Recently, I was a bridesmaid for one of my best friend’s wedding and being up in front allowed me to glance at the entire audience. I was a little disheartened to see that a good majority of guests (both young and old…er) were constantly taking pictures then staring down into their laps (which I can only assume they are picking out the perfect filter for their post or thinking of the catchiest caption) and I couldn’t help but think of all the small memories that they were missing out on during the ceremony. I’m not going to lie, I am guilty of this as well but seeing it firsthand lead me to list these 5 rules that every social media user should abide by in order to avoid being that person at a wedding.
1) Keep it to a minimum and use discretion– try to take as many pictures as you can before the ceremony and after the dinner program. This allows you to actually enjoy the important events of the night that the bride and groom spent countless hours of planning on.

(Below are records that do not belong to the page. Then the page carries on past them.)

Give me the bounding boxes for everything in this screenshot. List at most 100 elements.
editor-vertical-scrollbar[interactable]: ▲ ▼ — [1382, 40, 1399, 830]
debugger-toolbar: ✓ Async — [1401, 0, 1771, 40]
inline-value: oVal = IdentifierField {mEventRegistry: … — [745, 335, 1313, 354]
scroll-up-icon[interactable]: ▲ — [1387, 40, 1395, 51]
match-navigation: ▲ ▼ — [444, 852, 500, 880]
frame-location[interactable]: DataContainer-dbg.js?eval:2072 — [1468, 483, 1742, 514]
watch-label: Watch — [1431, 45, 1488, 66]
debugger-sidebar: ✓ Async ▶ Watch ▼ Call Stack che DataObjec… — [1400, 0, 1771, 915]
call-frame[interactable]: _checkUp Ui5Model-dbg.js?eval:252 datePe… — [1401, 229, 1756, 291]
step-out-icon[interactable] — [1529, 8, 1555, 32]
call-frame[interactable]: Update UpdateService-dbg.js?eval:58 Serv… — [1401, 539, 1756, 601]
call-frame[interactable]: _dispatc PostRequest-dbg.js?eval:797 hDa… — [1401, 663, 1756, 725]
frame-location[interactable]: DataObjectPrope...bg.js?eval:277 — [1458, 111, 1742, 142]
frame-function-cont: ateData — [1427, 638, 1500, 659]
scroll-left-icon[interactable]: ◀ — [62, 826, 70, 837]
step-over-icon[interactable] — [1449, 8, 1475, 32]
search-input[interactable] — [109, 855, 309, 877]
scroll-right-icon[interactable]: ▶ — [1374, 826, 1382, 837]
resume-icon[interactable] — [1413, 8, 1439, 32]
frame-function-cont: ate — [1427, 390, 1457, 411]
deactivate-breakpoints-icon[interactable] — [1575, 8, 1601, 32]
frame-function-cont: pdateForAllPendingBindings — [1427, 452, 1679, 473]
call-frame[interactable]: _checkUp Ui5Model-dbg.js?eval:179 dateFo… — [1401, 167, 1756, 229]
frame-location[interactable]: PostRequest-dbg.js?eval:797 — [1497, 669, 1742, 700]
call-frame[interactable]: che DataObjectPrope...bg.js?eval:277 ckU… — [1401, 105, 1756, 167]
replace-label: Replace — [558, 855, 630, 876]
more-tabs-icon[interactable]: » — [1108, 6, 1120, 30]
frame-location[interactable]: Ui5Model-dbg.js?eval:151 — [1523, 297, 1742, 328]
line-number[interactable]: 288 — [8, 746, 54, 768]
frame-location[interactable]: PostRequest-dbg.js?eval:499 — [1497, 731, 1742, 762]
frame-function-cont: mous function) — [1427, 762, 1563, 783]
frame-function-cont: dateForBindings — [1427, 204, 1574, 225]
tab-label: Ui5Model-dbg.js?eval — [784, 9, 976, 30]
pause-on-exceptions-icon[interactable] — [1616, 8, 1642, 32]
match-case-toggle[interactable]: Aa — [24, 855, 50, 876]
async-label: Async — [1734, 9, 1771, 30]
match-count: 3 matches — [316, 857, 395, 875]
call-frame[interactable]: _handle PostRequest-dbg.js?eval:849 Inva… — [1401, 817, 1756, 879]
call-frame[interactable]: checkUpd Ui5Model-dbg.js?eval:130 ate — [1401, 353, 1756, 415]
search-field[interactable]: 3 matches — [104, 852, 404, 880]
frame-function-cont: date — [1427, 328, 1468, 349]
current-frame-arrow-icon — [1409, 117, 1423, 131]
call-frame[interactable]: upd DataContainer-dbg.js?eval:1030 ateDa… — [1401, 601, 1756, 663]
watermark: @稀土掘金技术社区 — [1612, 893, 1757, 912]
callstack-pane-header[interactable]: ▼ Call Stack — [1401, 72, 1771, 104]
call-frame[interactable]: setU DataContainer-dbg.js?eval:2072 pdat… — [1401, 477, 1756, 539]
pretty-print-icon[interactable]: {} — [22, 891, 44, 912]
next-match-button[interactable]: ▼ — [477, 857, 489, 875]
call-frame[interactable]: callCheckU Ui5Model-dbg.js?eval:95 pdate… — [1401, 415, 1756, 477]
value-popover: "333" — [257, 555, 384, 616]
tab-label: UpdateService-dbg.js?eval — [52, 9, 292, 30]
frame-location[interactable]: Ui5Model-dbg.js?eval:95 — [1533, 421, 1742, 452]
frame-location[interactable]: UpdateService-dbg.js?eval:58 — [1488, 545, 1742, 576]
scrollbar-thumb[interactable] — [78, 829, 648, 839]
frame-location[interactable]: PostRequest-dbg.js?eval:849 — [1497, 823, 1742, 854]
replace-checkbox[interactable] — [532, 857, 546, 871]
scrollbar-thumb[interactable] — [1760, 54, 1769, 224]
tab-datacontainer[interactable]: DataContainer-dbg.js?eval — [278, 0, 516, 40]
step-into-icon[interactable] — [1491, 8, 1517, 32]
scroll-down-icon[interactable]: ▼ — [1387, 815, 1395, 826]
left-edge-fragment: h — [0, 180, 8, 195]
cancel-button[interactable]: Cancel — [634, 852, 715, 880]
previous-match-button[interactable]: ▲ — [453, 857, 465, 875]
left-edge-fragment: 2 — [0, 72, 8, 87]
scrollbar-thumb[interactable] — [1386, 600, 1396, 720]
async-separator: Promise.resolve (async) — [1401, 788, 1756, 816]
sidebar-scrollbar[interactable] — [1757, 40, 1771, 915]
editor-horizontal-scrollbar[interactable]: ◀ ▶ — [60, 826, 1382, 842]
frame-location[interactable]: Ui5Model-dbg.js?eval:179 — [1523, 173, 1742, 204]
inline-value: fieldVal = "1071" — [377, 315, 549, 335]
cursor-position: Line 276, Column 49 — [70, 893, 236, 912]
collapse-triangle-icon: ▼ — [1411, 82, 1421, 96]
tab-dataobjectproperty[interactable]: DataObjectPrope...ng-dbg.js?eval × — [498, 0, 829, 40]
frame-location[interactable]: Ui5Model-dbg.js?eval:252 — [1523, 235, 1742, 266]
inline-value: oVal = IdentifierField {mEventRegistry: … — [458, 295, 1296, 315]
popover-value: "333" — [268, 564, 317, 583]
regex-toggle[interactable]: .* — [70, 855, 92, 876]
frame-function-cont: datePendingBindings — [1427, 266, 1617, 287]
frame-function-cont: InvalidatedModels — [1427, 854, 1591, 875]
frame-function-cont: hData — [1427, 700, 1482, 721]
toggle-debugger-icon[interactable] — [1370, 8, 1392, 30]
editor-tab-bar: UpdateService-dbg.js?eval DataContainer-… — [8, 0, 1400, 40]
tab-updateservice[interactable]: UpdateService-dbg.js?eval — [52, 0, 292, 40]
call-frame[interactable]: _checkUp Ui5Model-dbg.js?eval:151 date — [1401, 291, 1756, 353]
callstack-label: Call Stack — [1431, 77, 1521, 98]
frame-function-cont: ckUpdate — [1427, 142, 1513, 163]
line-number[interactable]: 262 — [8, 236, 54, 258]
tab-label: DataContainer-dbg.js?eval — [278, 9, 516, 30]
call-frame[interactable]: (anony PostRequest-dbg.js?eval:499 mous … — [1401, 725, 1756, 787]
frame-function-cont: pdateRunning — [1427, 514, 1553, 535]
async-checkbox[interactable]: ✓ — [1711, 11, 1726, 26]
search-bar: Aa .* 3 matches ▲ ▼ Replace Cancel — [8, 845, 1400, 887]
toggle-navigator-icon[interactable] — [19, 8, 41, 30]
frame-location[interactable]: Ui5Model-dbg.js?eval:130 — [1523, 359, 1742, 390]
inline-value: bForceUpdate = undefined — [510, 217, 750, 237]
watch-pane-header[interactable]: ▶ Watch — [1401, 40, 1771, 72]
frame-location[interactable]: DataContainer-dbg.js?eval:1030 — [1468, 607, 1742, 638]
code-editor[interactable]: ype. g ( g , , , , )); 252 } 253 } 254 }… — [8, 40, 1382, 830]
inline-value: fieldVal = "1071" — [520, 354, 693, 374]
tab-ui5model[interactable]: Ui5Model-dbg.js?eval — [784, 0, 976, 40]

It’s always nice to reminisce on the moment through pictures (maybe even a #tbt post in a few weeks!) but why not live in the moment!? As with anything on social media, use discretion! All 432 of your friends do not care to see the drunk madness that the open bar has caused – keep it classy.
2) If the couple has come up with a special hashtag for their big day – use it! It allows everyone at the wedding (more importantly, the bride and groom) to view all of the shameless wedding selfies from their guests as well as the different perspectives. Please do not make your own outrageous and long hashtag because with all of the hustle and bustle of running a wedding, the bride and groom are most likely not going to see it. #saveyouroutragoueshashtagsforyourfoodpictures
Photo Credit: Amy Rizzuto Photography
3) Don’t be the unofficial “fauxtographer” for the event. Every social media fauxtographer wants the “perfect shot” of the happy couple on their big day – in hopes of generating the most likes or comments. But please keep in mind that this is the reason why they hired a professional photographer. There is nothing worse than your friend standing in the middle of what would have been the perfect photo. Not to mention, your flash may ruin the lighting for the actual photographer. See example below. Don’t worry, if something funny happens, the HIRED photographer will capture it.
Photo credit: Corey Ann Photography
4) Try not to post every. Single. Detail. A photo or two from the actual day isn’t going to hurt anybody but I’m sure if you start tweeting/instagraming every second of the wedding, it takes away from the beauty of it. Not to mention, I’m sure the bride would like to be the one to reveal the details her big day to her friends that were not able to attend.
5) Just enjoy the wedding! Don’t worry about how many likes you’re getting or who comments on what photo. Be in the moment and enjoy the activities that were planned with you in mind. As previously mentioned, they hired someone to capture all the memories on film so don’t feel obligated to take it upon yourself.
Following these simple rules allows everyone to be relish the wedding, enjoy the company around them and become disconnected from the world for a few hours (this is a good thing). Trust me, Facebook, Instagram, Twitter, etc. will all be there for your social media addiction once the event is over. Here’s my bottom line – if majority of guests lived by these simple rules then less brides will opt for Unplugged Weddings (meaning NO social media activity whatsoever- some even require that you turn your phone and camera off). I know some of you cringe at the thought of this!